Drake’s “You Broke My Heart” concludes “For All The Dogs: Scary Hours Edition”. This song, like “The Wick Man,” features an instrumental that makes me think of some of Drake’s early work.  Drake sings a little bit on the song, which changes things up and gives it texture, in addition to rapping with a fervor and fury that makes this song hit extra hard. Drake confronts his ex-partner for mistreating him and causing him lasting pain.


1 Virginia Beach 4:11
2 Amen (feat. Teezo Touchdown) 2:21
3 Calling For You (feat. 21 Savage) 4:45
4 Fear Of Heights 2:35
5 Daylight 2:44
6 First Person Shooter (feat. J. Cole) 4:07
7 IDGAF (feat. Yeat) 4:20
8 7969 Santa 4:19
9 Slime You Out (feat. SZA) 5:10
10 Bahamas Promises 3:04
11 Tried Our Best 3:29
12 Screw The World 1:52
13 Drew A Picasso 4:22
14 Members Only (feat. PARTYNEXTDOOR) 4:37
15 What Would Pluto Do 3:02
16 All The Parties (feat. Chief Keef) 3:38
17 8am in Charlotte 4:26
18 BBL Love 2:41
19 Gently (feat. Bad Bunny) 2:13
20 Rich Baby Daddy (feat. Sexyy Red & SZA) 5:19
21 Another Late Night (feat.
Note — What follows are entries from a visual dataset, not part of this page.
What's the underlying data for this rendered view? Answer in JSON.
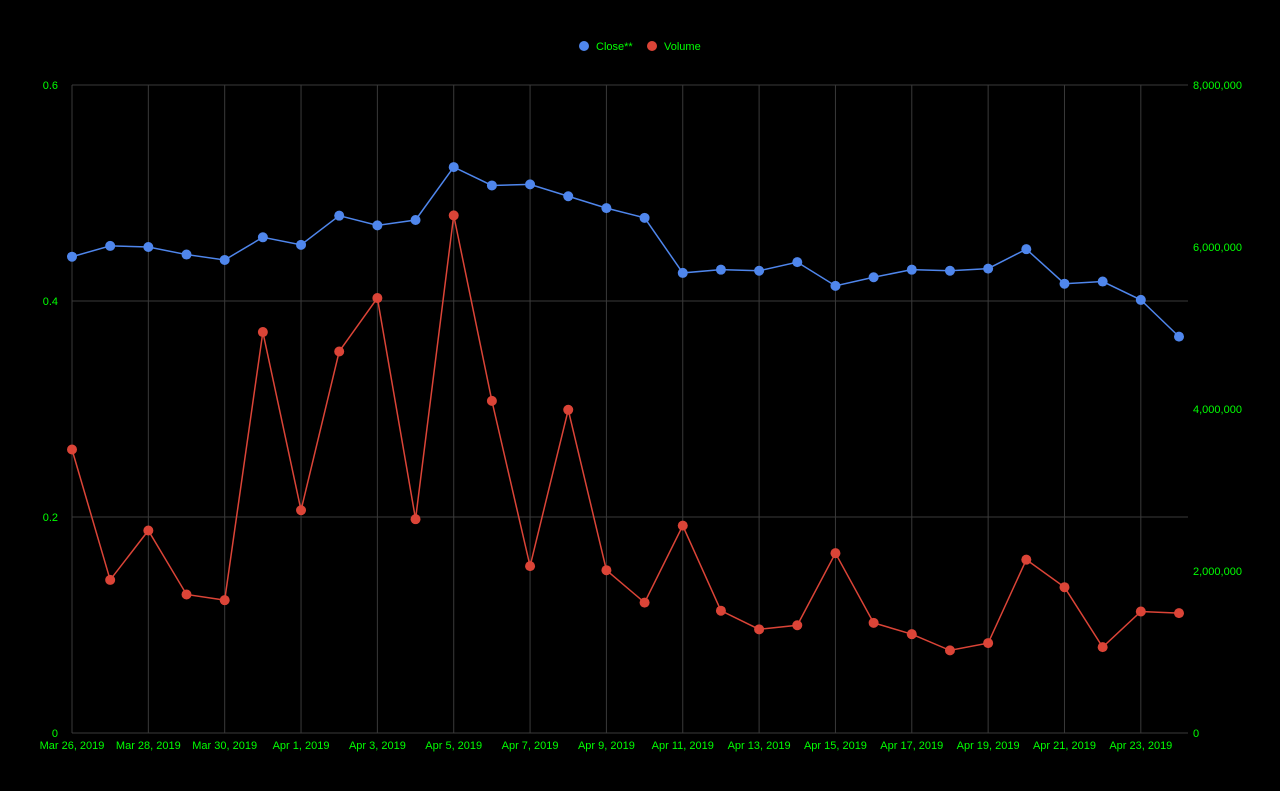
{
  "chart_data": {
    "type": "line",
    "title": "",
    "xlabel": "",
    "ylabel": "",
    "y2label": "",
    "grid": true,
    "legend_position": "top-center",
    "x": [
      "Mar 26, 2019",
      "Mar 27, 2019",
      "Mar 28, 2019",
      "Mar 29, 2019",
      "Mar 30, 2019",
      "Mar 31, 2019",
      "Apr 1, 2019",
      "Apr 2, 2019",
      "Apr 3, 2019",
      "Apr 4, 2019",
      "Apr 5, 2019",
      "Apr 6, 2019",
      "Apr 7, 2019",
      "Apr 8, 2019",
      "Apr 9, 2019",
      "Apr 10, 2019",
      "Apr 11, 2019",
      "Apr 12, 2019",
      "Apr 13, 2019",
      "Apr 14, 2019",
      "Apr 15, 2019",
      "Apr 16, 2019",
      "Apr 17, 2019",
      "Apr 18, 2019",
      "Apr 19, 2019",
      "Apr 20, 2019",
      "Apr 21, 2019",
      "Apr 22, 2019",
      "Apr 23, 2019",
      "Apr 24, 2019"
    ],
    "x_tick_labels": [
      "Mar 26, 2019",
      "Mar 28, 2019",
      "Mar 30, 2019",
      "Apr 1, 2019",
      "Apr 3, 2019",
      "Apr 5, 2019",
      "Apr 7, 2019",
      "Apr 9, 2019",
      "Apr 11, 2019",
      "Apr 13, 2019",
      "Apr 15, 2019",
      "Apr 17, 2019",
      "Apr 19, 2019",
      "Apr 21, 2019",
      "Apr 23, 2019"
    ],
    "y_left": {
      "ylim": [
        0,
        0.6
      ],
      "ticks": [
        0,
        0.2,
        0.4,
        0.6
      ],
      "tick_labels": [
        "0",
        "0.2",
        "0.4",
        "0.6"
      ]
    },
    "y_right": {
      "ylim": [
        0,
        8000000
      ],
      "ticks": [
        0,
        2000000,
        4000000,
        6000000,
        8000000
      ],
      "tick_labels": [
        "0",
        "2,000,000",
        "4,000,000",
        "6,000,000",
        "8,000,000"
      ]
    },
    "series": [
      {
        "name": "Close**",
        "axis": "left",
        "color": "#4f86ec",
        "values": [
          0.441,
          0.451,
          0.45,
          0.443,
          0.438,
          0.459,
          0.452,
          0.479,
          0.47,
          0.475,
          0.524,
          0.507,
          0.508,
          0.497,
          0.486,
          0.477,
          0.426,
          0.429,
          0.428,
          0.436,
          0.414,
          0.422,
          0.429,
          0.428,
          0.43,
          0.448,
          0.416,
          0.418,
          0.401,
          0.367
        ]
      },
      {
        "name": "Volume",
        "axis": "right",
        "color": "#db4437",
        "values": [
          3500000,
          1890000,
          2500000,
          1710000,
          1640000,
          4950000,
          2750000,
          4710000,
          5370000,
          2640000,
          6390000,
          4100000,
          2060000,
          3990000,
          2010000,
          1610000,
          2560000,
          1510000,
          1280000,
          1330000,
          2220000,
          1360000,
          1220000,
          1020000,
          1110000,
          2140000,
          1800000,
          1060000,
          1500000,
          1480000
        ]
      }
    ]
  },
  "style": {
    "background": "#000000",
    "axis_label_color": "#00ff00",
    "grid_color": "#3a3a3a"
  }
}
Lil Yachty) 2:50
22 Away From Home 4:18
23 Polar Opposites 4:17
24 Red Button 2:40
25 Stories About My Brother 4:24
26 The Shoe Fits 6:14
27 Wick Man 3:01
28 Evil Ways (feat. J. Cole) 3:47
29 You Broke My Heart 3:50

Album Theme

Drake returns to his roots in “For All The Dogs: Scary Hours Edition,” showcasing his passion and fire on a number of stripped-back rhythms, rather than trying to fit into the current trends and sounds.

Drake presents his lyrics as a form of catharsis through confession throughout, yet his scathing critiques of rivals, lovers, fans, and critics counterbalance any introspection with an unwillingness to change.

Production Credits

The album’s production was taken care of by Drake, Teezo Touchdown, and Lil Yachty, alongside 40, Sango, Oz, Bnyx, Southside, Boi-1da, Vinylz, Tay Keith, FnZ, Jahaan Sweet, the late DJ Screw, Stwo, Gordo, Justin Raisen, and the Alchemist, among others.